O jurista Alfredo Nasser, que era ministro, e o professor Altamiro de Moura Pacheco, próximo ao presidente Juscelino, também trabalharam pelo projeto da universidade em Goiás. Em 1960, uma comissão conseguiu agendar encontro com JK em Brasília no dia 6 de setembro, véspera do primeiro desfile da Pátria na nova capital. Um ônibus com 40 pessoas viajou até lá. João Neder, estudante de Direito e orador da Frente Pró-Universidade Federal, esteve na reunião. "Nós jantamos com o presidente no Palácio da Alvorada e depois fomos para a biblioteca debater as estratégias para a criação da UFG."

Ele conta que JK ficou receoso em melindrar o clero goiano, que acabara de fundar a Universidade Católica, com a decisão de criar outra instituição de ensino superior de grande porte no Estado, já que isso iria diluir as verbas para o setor. O presidente, porém, acabou convencido e enviou em poucos dias a mensagem ao Congresso determinando a criação da UFG. "Eu queria que JK fosse o paraninfo da nossa turma de Direito, que foi a última da Faculdade da Rua 20 e que colou grau no dia da fundação da universidade. Mas havia grupos que propuseram outros nomes e aquele que acabou escolhido foi o de Fidel Castro."

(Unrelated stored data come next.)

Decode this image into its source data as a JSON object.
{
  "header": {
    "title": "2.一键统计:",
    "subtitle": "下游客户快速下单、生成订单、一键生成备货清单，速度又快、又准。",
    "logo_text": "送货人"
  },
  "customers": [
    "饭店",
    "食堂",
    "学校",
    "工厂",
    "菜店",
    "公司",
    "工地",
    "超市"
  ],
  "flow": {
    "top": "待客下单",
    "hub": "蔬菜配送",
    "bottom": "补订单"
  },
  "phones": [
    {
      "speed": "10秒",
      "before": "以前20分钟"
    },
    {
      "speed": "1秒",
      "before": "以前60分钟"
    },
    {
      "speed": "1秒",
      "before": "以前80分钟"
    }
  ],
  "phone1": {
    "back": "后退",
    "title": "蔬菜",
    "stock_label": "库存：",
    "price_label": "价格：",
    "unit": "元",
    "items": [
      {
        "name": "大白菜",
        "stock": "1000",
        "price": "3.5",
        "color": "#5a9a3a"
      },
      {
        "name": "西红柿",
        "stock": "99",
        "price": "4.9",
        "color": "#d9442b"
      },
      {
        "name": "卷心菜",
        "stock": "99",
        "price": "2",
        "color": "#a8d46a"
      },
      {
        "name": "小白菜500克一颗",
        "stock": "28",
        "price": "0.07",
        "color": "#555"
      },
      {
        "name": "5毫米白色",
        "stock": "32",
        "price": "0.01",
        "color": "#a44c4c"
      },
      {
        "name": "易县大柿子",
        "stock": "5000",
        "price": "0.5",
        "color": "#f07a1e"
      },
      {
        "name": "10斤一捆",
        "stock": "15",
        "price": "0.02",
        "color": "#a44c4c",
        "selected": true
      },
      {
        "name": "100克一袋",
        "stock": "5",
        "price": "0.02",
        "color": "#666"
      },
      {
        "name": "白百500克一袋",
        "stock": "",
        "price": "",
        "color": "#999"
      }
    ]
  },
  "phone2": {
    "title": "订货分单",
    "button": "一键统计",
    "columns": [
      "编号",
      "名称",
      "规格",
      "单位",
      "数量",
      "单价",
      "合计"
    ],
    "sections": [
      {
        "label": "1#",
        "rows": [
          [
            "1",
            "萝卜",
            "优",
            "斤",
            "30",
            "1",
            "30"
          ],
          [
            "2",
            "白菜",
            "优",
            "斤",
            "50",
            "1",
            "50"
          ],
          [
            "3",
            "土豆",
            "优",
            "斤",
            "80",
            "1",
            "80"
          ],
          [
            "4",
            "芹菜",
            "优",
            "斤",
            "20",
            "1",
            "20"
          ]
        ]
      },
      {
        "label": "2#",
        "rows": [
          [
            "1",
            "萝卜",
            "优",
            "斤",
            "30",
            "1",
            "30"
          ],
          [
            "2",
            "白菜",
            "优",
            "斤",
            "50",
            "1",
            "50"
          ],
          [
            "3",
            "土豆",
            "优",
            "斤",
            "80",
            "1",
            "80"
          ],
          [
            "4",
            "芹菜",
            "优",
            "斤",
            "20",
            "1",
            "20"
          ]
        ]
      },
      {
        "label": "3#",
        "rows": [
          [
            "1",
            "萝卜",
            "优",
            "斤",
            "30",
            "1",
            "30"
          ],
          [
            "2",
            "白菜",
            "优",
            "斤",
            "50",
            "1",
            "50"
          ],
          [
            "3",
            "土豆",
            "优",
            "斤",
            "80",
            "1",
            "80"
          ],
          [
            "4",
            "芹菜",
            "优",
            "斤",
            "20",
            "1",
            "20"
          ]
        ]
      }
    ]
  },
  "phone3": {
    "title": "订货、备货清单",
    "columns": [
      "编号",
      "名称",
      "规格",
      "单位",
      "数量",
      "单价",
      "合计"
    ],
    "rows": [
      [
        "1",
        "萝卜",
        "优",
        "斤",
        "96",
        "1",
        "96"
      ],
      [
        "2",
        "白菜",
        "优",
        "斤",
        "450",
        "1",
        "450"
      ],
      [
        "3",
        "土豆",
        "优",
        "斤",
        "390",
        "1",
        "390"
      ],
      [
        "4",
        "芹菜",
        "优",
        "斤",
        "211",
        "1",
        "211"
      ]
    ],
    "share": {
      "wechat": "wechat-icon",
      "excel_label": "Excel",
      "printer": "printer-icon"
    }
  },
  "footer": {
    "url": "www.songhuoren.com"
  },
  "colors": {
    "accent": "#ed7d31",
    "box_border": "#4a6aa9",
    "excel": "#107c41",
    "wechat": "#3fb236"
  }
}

Essa foi uma das poucas cisões que ocorreram naquele grupo histórico de estudantes. Só os formandos de Direito somavam 120 pessoas. Ainda que não tenha sido o homenageado da turma, JK esteve em Goiânia na ocasião, recebeu o título de Doutor Honoris Causa da Faculdade de Direito e paraninfou uma turma de merendeiras. A data também foi marcada por um episódio triste. Manoel Tolentino, estudante de Farmácia que foi um dos mais destacados defensores da criação da UFG, participou da festa de sua fundação, mas, ao retornar a Inhumas no dia seguinte, capotou seu jipe na estrada e morreu antes de se formar pela nova universidade.

Amargura
Meio século depois de todo o trabalho de convencimento nas ruas, nas salas de aula e nos gabinetes em prol da UFG, João Neder não esconde um pouco de amargura. "Eu paguei um preço muito alto por tudo aquilo. Fui vice-presidente da União Nacional dos Estudantes (UNE) para poder lutar pela UFG e por conta disso fui marcado pelo golpe de 64. Respondi a três inquéritos policiais militares e fiquei seis anos sem poder trabalhar. Perdi tudo o que tinha. A UFG nunca me disse sequer “muito obrigado", queixa-se.

Na opinião desse promotor aposentado de 76 anos, a universidade tem de buscar sempre se abrir ao povo. "Tem que acabar com os academicismos e parar de produzir só para si."